I had a look at the documentation of ShapeletTransformClassifier, and I didn't find a public attribute for the extracted shapelets. I guess that the shapelets have to saved someway (or one can just save the indices to avoid making copies) to make predictions on unseen data. I know that the data is saved in another format in sktime (pandas.DataFrame), which may be more suited to handle variable-length data.

One important current limitation of pyts is that it does not support variable-length time series (except for DTW metrics and kNN with such metrics).

What kind of changes (either in pyts or in sktime) would make this estimator more compatible with sktime API?

fkiraly commented 7 months ago

Thanks for the clarification. I'll try to answer to different points above.

the "shapelets" attribute

The shapelets_ attribute issue is not an sktime compatibility issue, as it is not violating contract assumptions.

The attribute s of ShapeletTransform, it is named shapelets_ (not ShapeletTransformClassifier).

Attributes ending in (as opposed to, starting with) underscore are considered public in the scikit-learn interface, as they store fitted parameters.

I see, so you are saying nested array (so, array with arrays inside) is intended. Then I'm surprised that not all test scenarios fail, only some. In this case, the bug would be that in some cases the attribute ends up as a nested array, in some not?

sktime compatibility

What kind of changes (either in pyts or in sktime) would make this estimator more compatible with sktime API?

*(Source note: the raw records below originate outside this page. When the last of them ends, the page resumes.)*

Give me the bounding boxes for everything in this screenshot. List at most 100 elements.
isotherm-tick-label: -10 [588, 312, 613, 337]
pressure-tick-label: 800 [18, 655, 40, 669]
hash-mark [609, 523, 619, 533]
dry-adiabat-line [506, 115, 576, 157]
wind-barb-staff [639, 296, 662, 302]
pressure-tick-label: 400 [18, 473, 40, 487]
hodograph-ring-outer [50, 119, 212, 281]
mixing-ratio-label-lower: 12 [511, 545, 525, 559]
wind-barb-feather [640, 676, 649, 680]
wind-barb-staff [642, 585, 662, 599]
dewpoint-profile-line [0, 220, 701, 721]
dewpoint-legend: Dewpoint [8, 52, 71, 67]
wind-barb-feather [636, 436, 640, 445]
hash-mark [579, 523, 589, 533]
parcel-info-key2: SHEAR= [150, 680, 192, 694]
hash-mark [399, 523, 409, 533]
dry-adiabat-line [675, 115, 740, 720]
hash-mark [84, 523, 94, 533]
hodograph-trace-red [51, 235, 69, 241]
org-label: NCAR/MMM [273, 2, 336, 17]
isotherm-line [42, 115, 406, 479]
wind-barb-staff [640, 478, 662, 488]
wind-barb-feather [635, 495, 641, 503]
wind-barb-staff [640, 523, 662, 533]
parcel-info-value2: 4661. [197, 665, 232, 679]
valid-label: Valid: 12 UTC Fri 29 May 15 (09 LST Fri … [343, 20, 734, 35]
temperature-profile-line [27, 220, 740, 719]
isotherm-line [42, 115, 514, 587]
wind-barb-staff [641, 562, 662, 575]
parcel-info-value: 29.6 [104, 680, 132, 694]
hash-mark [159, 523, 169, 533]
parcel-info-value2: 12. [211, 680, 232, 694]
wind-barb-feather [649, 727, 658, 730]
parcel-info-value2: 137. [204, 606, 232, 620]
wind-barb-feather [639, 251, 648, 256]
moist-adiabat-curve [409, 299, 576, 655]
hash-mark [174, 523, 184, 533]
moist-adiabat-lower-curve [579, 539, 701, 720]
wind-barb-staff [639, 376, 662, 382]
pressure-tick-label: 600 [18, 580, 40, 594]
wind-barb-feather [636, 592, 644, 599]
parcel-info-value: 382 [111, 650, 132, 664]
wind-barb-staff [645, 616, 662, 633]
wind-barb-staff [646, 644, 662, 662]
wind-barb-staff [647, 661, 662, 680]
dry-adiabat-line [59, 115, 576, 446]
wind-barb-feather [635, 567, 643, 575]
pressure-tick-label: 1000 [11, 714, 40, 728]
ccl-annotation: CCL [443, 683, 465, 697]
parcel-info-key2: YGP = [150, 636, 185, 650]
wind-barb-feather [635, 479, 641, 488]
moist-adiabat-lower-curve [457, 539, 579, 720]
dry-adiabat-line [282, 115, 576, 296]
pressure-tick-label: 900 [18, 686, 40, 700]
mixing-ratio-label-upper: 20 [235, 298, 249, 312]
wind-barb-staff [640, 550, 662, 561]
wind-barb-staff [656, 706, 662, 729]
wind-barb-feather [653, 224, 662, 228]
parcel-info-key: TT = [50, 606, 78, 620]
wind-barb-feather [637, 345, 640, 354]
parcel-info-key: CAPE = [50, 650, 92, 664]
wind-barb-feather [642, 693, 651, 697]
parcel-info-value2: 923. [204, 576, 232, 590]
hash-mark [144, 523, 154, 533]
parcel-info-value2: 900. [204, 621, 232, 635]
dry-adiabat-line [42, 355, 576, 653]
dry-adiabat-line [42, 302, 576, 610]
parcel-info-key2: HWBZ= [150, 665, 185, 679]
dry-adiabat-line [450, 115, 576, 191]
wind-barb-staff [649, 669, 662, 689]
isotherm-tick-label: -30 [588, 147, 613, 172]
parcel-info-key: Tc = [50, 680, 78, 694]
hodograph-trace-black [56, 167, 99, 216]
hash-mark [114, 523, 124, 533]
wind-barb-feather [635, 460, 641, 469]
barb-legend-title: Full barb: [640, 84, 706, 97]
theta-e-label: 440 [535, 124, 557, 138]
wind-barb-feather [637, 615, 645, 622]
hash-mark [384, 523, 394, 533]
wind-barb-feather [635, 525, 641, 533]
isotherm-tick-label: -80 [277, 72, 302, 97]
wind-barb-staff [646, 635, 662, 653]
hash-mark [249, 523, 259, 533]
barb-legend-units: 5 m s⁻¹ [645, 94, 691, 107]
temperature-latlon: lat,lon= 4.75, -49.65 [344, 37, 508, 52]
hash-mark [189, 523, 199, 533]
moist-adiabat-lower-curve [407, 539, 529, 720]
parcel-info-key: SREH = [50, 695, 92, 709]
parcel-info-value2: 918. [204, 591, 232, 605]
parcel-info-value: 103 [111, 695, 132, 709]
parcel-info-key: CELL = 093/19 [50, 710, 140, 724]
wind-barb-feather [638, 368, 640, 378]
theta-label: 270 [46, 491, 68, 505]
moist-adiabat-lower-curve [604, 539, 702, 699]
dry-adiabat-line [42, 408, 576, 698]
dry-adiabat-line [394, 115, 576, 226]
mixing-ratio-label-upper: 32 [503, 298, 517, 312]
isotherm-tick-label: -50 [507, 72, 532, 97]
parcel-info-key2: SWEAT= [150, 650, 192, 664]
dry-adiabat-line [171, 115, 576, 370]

There are no major changes necessary, pyts has a consistent interface that can easily be adapted in sktime, and it is internally consistent. Let me know if I understand sth wrong below:

pyts is not entirely sktime compliant, but it is almost sklearn compliant, because you inherit from sklearn BaseEstimator and represent your time series to be 2D numpy which is an sklearn container.

Happy to have a larger discussion thread about this, and potential actions, if you are interested. I'd need to understand goals, of course.

fkiraly commented 6 months ago

As discussed above: not a problem in pyts but in sktime checks. Fixed there.